What percentage of the population is colorblind?
Approximately 8% of men and 0.5% of women have some form of color blindness. Deuteranopia (green-blindness) is the most common, affecting 6% of men. In a team of 15 people, at least one is likely to be colorblind.
What minimum score should I aim for?
For inclusive design, aim for 70+ across all types. If your audience is general, prioritize deuteranopia and protanopia (weight 35% each in the overall score). For critical interfaces (medical, traffic lights, alerts), aim for 85+.
Why are red and green problematic?
The red (L) and green (M) cones in the retina respond to very similar wavelengths. In people with protanopia or deuteranopia, these cones don't function properly, making red and green appear as similar shades of brown or yellow.

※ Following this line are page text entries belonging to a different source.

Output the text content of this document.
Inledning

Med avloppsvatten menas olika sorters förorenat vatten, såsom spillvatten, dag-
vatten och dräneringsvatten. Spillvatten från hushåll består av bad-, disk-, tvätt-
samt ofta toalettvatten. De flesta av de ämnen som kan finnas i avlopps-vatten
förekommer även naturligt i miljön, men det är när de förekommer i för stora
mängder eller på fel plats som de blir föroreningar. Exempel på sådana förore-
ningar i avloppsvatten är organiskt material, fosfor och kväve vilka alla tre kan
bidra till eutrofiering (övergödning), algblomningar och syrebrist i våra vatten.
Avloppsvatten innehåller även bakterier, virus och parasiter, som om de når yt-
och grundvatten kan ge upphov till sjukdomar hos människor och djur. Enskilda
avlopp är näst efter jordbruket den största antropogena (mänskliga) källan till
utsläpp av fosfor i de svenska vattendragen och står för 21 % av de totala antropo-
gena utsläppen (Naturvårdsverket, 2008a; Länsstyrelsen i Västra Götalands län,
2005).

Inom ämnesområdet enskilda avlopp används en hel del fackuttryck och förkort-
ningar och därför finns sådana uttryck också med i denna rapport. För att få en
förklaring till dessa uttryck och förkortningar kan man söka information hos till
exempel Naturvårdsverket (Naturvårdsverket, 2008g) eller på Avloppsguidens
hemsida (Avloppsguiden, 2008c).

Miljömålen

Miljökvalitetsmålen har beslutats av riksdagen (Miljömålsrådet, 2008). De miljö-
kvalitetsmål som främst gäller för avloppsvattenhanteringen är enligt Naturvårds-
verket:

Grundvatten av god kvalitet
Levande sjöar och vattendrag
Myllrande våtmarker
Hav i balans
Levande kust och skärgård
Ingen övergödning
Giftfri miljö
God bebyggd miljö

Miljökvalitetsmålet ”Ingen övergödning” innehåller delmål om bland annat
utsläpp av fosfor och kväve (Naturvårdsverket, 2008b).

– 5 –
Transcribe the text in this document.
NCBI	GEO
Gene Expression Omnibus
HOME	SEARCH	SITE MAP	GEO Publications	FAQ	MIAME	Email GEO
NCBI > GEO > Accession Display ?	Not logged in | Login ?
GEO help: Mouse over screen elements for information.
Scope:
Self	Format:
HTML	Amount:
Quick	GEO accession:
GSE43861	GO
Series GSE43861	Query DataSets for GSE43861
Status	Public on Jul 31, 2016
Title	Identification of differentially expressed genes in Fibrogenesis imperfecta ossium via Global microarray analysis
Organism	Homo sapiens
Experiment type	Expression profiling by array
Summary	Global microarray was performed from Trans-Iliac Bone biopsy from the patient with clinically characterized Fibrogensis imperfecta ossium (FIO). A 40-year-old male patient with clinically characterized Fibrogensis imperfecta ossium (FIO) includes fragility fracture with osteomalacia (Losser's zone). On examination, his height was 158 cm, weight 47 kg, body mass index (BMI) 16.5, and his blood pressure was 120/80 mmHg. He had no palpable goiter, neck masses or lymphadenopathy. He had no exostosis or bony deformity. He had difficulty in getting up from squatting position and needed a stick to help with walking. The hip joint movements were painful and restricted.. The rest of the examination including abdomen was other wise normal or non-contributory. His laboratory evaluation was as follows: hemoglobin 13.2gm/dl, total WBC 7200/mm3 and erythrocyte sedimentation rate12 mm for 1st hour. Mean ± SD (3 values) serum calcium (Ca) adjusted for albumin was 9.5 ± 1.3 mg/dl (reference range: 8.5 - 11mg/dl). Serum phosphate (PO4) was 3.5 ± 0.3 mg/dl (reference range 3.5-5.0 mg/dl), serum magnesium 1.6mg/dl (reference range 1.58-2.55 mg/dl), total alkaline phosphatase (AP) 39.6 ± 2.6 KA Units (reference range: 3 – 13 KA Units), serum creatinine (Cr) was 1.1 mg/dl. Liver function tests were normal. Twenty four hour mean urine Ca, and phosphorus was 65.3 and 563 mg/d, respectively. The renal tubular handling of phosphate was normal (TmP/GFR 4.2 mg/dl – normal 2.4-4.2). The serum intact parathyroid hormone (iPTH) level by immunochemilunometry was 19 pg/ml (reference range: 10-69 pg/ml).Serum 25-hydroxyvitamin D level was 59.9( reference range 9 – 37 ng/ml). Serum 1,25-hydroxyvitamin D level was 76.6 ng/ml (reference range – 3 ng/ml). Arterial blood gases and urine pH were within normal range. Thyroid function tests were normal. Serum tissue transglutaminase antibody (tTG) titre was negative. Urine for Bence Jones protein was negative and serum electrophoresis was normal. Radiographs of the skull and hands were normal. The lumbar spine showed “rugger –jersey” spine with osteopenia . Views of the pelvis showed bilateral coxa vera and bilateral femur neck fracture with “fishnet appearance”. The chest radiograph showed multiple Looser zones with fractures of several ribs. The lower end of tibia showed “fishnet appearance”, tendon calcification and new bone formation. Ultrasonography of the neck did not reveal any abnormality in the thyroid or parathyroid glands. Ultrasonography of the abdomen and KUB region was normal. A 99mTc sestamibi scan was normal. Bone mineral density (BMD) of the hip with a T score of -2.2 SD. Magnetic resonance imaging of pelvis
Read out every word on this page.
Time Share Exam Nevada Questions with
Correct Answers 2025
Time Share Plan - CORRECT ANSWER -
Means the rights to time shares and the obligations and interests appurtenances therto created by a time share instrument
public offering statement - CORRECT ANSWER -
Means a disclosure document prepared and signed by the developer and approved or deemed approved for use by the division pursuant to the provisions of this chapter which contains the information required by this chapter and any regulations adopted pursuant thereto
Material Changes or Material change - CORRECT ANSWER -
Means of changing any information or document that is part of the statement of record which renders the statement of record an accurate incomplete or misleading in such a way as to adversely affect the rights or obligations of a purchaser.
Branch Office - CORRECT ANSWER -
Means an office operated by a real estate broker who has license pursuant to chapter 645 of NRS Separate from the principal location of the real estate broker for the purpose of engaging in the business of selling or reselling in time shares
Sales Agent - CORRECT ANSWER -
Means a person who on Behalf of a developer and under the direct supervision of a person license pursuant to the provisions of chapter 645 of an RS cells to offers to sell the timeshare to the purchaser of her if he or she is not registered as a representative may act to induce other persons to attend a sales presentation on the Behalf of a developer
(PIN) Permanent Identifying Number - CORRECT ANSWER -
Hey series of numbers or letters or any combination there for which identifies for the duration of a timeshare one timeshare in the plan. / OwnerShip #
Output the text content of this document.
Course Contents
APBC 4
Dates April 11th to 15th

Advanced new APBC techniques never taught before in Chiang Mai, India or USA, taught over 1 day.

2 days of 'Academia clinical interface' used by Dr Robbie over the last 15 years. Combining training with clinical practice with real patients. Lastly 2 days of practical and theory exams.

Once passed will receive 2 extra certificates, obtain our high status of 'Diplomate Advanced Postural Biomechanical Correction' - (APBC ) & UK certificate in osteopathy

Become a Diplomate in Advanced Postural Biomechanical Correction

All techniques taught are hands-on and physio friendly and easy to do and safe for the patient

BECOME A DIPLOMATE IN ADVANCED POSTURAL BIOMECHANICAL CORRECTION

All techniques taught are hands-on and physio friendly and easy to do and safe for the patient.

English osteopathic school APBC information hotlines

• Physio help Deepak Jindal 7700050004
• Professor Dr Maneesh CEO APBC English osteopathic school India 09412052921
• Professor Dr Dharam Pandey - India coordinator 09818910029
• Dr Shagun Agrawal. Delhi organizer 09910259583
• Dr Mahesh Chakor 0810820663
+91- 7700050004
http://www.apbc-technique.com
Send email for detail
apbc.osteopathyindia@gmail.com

What's the difference between this tool and a colorblind simulator?
A simulator shows how colors look (qualitative). This tool quantifies with a number (0-100) how distinguishable colors are from each other. You can use both: the score for quick assessment and the simulator for the visual result.
What is the pairwise ΔE matrix?
It's a table showing the Delta E distance between each color pair after simulating each type of color blindness. Red values (ΔE < 5) indicate confusable pairs; yellow (ΔE 5-15) caution; and green (ΔE > 15) safe pairs. This lets you identify exactly which color pair is problematic.
Does this tool replace testing with real users?
No, but it's an excellent first step. It offers a quick quantitative assessment based on color science. It's always recommended to complement with tests by real colorblind users. You can use our Image Colorblind Simulator to test complete designs.